Wednesday, May 6, 2009

Hit On By Horny Hubby

I am a single gay man in my forties. A married couple I'll call "Dick and Jane" live on the same floor in my building. I am openly gay, so they both know all about me, and seem gay friendly. I got a certain "feeling" about Dick, who works at home (as I do) and seems to have one excuse after another to drop by my apartment virtually every afternoon, although lately I have taken to not answering the door. I am not interested in having sex with him or in getting into any kind of scene with this married closet queen, but I am convinced by his behavior, the way he looks at me, and many other things that he is attracted to me and is hoping to get it on. I am not at all into Woody Allen types (that's whom he resembles, only much younger), among other problems. It has reached the point where I'm almost ready to bar the door and tell his wife to put him on a leash! Buddy.

Does the wife look like Mia? How many kids have they adopted? Seriously, while it can be flattering to have someone kind of infatuated/hot for you, I don't think I would particularly care to have a married man who looks like Woody Allen ringing my door bell every afternoon either. [No offense to anyone who might look like Woody Allen. He's done all right for himself.]

I also say: Get right to the point. If you're absolutely convinced that this guy is sniffing around you in heat -- that he's not just a little lonely while (I assume) his wife is at the office -- then either never answer your door again or invite him in for some coffee and consolation. Tell him:

A.) You don't date married men.

B.) You don't date married men who look like Woody Allen. (Okay. Forget "B.")

C.) You don't date closet cases.

D.) You don't want to help him commit adultery.

E.) You'll have sex with him if he lets you have sex with his wife.

Okay -- I was so amused by your question that I'm getting a little silly. Here is my serious advice.

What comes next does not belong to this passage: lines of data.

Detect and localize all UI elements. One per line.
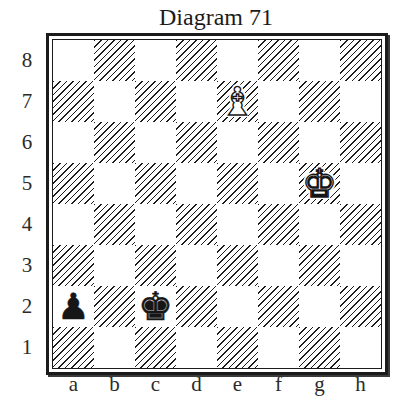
file-labels: abcdefgh [53,371,381,397]
black-pawn-a2: ♟ [53,286,94,327]
square-e6 [217,122,258,163]
square-b3 [94,245,135,286]
rank-label-5: 5 [14,163,40,204]
square-e1 [217,327,258,368]
square-d6 [176,122,217,163]
file-label-e: e [217,371,258,397]
square-b2 [94,286,135,327]
square-h2 [340,286,381,327]
square-c2: ♚ [135,286,176,327]
square-g3 [299,245,340,286]
square-d4 [176,204,217,245]
square-h6 [340,122,381,163]
file-label-d: d [176,371,217,397]
square-a8 [53,40,94,81]
diagram-title: Diagram 71 [40,4,392,31]
square-b5 [94,163,135,204]
square-c4 [135,204,176,245]
rank-label-4: 4 [14,204,40,245]
square-h1 [340,327,381,368]
square-f8 [258,40,299,81]
square-e3 [217,245,258,286]
board-grid: ♝♚♟♚ [53,40,381,368]
square-e8 [217,40,258,81]
square-g4 [299,204,340,245]
square-f5 [258,163,299,204]
square-e2 [217,286,258,327]
square-h5 [340,163,381,204]
square-e7: ♝ [217,81,258,122]
square-c8 [135,40,176,81]
square-b4 [94,204,135,245]
square-c6 [135,122,176,163]
square-c7 [135,81,176,122]
rank-label-2: 2 [14,286,40,327]
square-h3 [340,245,381,286]
file-label-b: b [94,371,135,397]
square-a6 [53,122,94,163]
square-f3 [258,245,299,286]
square-g8 [299,40,340,81]
file-label-f: f [258,371,299,397]
file-label-a: a [53,371,94,397]
square-c5 [135,163,176,204]
square-g2 [299,286,340,327]
square-a5 [53,163,94,204]
white-king-g5: ♚ [299,163,340,204]
square-g5: ♚ [299,163,340,204]
square-e5 [217,163,258,204]
square-f4 [258,204,299,245]
rank-label-1: 1 [14,327,40,368]
rank-label-6: 6 [14,122,40,163]
square-c3 [135,245,176,286]
file-label-c: c [135,371,176,397]
rank-labels: 87654321 [14,40,40,368]
square-h7 [340,81,381,122]
rank-label-3: 3 [14,245,40,286]
square-d5 [176,163,217,204]
chess-board: ♝♚♟♚ [46,33,388,375]
square-d1 [176,327,217,368]
square-a3 [53,245,94,286]
square-d7 [176,81,217,122]
square-h4 [340,204,381,245]
square-f1 [258,327,299,368]
square-b8 [94,40,135,81]
square-b6 [94,122,135,163]
square-a4 [53,204,94,245]
square-d3 [176,245,217,286]
square-f6 [258,122,299,163]
white-bishop-e7: ♝ [217,81,258,122]
square-h8 [340,40,381,81]
square-d2 [176,286,217,327]
square-f7 [258,81,299,122]
square-g7 [299,81,340,122]
rank-label-7: 7 [14,81,40,122]
board-inner-border: ♝♚♟♚ [52,39,382,369]
rank-label-8: 8 [14,40,40,81]
file-label-g: g [299,371,340,397]
square-a2: ♟ [53,286,94,327]
square-a7 [53,81,94,122]
square-g6 [299,122,340,163]
square-b7 [94,81,135,122]
black-king-c2: ♚ [135,286,176,327]
file-label-h: h [340,371,381,397]
square-f2 [258,286,299,327]
page: Diagram 71 87654321 ♝♚♟♚ abcdefgh [0,0,400,400]
square-c1 [135,327,176,368]
square-g1 [299,327,340,368]
square-d8 [176,40,217,81]
square-e4 [217,204,258,245]
square-a1 [53,327,94,368]
square-b1 [94,327,135,368]
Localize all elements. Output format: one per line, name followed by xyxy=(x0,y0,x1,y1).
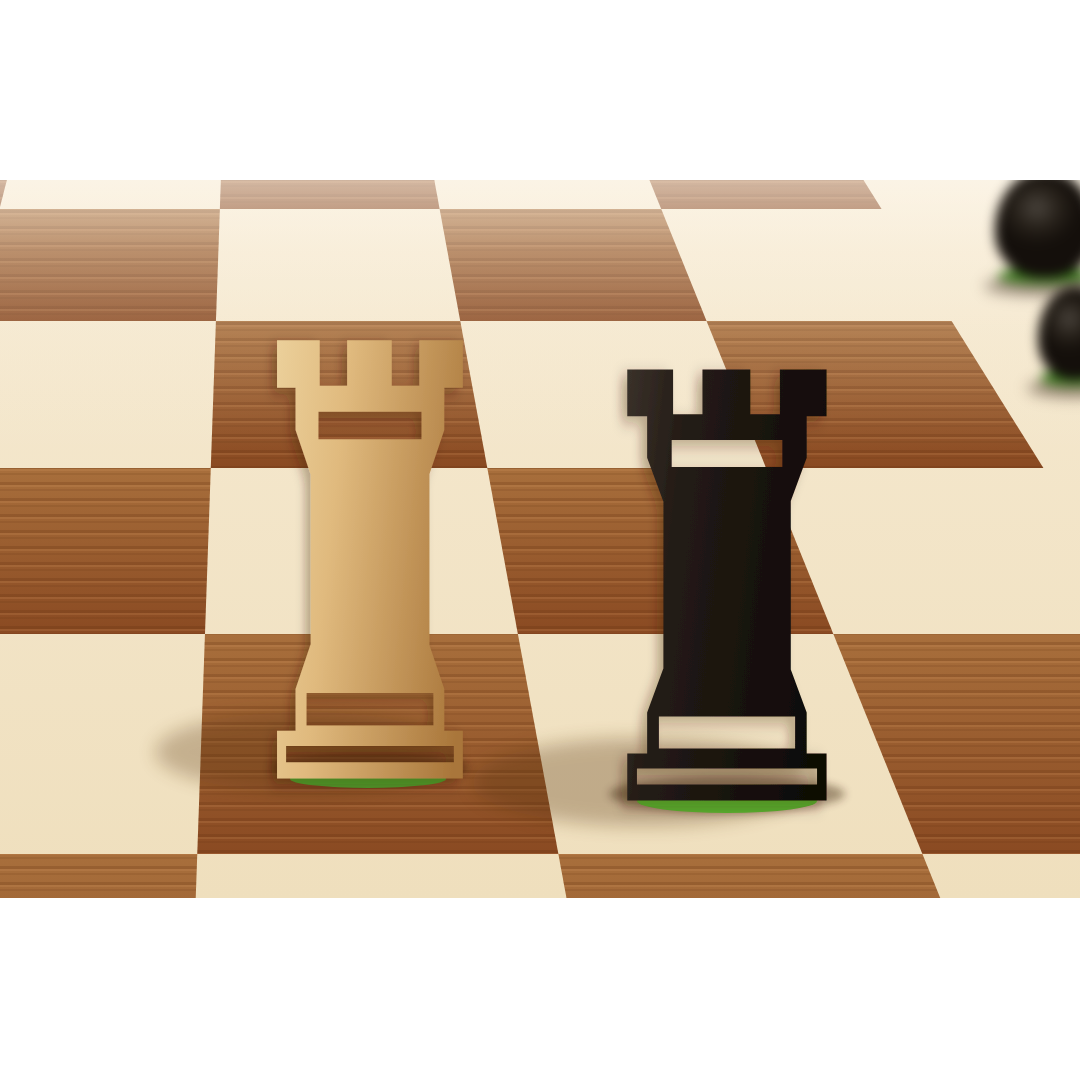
white-background-top xyxy=(0,0,1080,180)
white-rook[interactable]: ♜ xyxy=(222,222,518,898)
chess-pieces-layer: ♜♜ xyxy=(0,180,1080,898)
black-rook[interactable]: ♜ xyxy=(568,252,885,898)
chessboard: ♜♜ xyxy=(0,180,1080,898)
white-background-bottom xyxy=(0,898,1080,1080)
product-photo: ♜♜ xyxy=(0,0,1080,1080)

Definitely tell him that you think you know why he's coming around so often and (don't hurt his feelings) that you're extremely uncomfortable with the notion of fooling around with someone who's not only married but who lives down the hall with his wife. Jeez!

Ask him if he feels that he is or might be gay -- he might be a gay brother reaching out for understanding and striving for self-acceptance, and that may be why he's hanging around you -- an openly gay man -- so much. Tell him it's okay to be gay and recommend counseling at any gay center in your area. (And have him write Gay Dr. Bill. I'll set him "straight.")

If he's just a classic married homosexual or possibly bisexual who wants to cheat on his wife -- if he has zero gay identity and no interest in coming out -- tell him you'd rather he stay down on his end of the hall -- or you'll tell his wife to keep him on a fucking leash.

That oughta do it.

2 comments:

Scotty said...

Your column is great, Dr. Bill! It never fails to be interesting and perceptive. Keep writing. And I hope you increase the frequency of how many questions you answer -- it's the high point of my emails. No kidding.

Unknown said...

Many thanks, Scotty. I appreciate it!

I post as often as time permits. Sometimes I respond to questions directly through an email and not on the blog. But I'm going to try to maintain a more regular schedule in the future.